Ten players had to be behind Adam Griffith before he chipped the ball. If any one of them was ahead of the ball, there would’ve been a flag: offsides.
Defensive coordinator Kirby Smart couldn’t go up to the huddle and warn them not to be offsides. He couldn’t give away the play. He had to stand on the sideline and watch as head coach Nick Saban made a call few were sure existed in the Alabama playbook. An onside kick is rare enough for Alabama but attempting one by surprise is nearly unheard of.
The ball only needed to go 10 yards. It went 15.
Ten players couldn’t pass the ball before Griffith kicked it. No one did.
Griffith had to be perfect. Marlon Humphrey had to be perfect. Both were.

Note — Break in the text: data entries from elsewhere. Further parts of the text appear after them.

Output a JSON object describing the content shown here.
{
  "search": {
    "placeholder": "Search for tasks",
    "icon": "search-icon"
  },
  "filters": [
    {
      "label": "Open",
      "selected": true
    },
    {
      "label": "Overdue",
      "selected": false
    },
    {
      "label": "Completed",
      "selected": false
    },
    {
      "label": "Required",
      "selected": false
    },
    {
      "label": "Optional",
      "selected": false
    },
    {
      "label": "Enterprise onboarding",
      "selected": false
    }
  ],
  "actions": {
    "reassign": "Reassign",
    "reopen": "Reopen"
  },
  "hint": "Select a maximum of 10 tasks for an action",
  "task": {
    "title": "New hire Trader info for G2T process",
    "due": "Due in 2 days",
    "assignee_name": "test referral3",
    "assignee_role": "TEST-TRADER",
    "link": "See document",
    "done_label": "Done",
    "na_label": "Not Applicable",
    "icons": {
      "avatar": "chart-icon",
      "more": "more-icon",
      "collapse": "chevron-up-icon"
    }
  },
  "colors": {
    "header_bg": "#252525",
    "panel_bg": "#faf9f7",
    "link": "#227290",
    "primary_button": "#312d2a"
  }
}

“The onside kick was huge; it was a great kick by Grif,” Saban said. “I think it changed the momentum of the game, and the guys finished.”
The game was tied up at 24 with 10:34 left to play. Griffith had just made a 33-yard field goal. The defense had forced Clemson to punt on its last two drives, but the unit was gassed, having spent as much time on the field as the offense and more than nine-and-a-half minutes of the third quarter on the field.
When he got the signal for the surprise onside kick, Griffith was ready.
“We practice that once a week,” Griffith said. “I was real confident in it. It was one of the best ones. That’s for sure.”
When Alabama recovered the ball, it needed two plays to take a lead, which it never gave up.
“That was a huge, huge play in the game because I felt like we had all the momentum and were getting ready to get the ball back,” Clemson head coach Dabo Swinney said. “We were confident in where we were, and it was a huge play.”
Clemson kicked a field goal on its next possession. On the ensuing kickoff, Kenyan Drake took it back 95 yards and dove into the end zone. It was his first kickoff return for a touchdown and Alabama’s sixth special teams touchdown of the year.
Saban said he felt the team needed to win special teams in the game. Between the onside kick and kickoff return, Alabama did.
“We weren’t playing very well on defense, and it was a tie game, and I thought we needed to do something that was going to change the momentum,” Saban said. “That certainly did, and then the kickoff return was big too, so special teams was what did it for us.”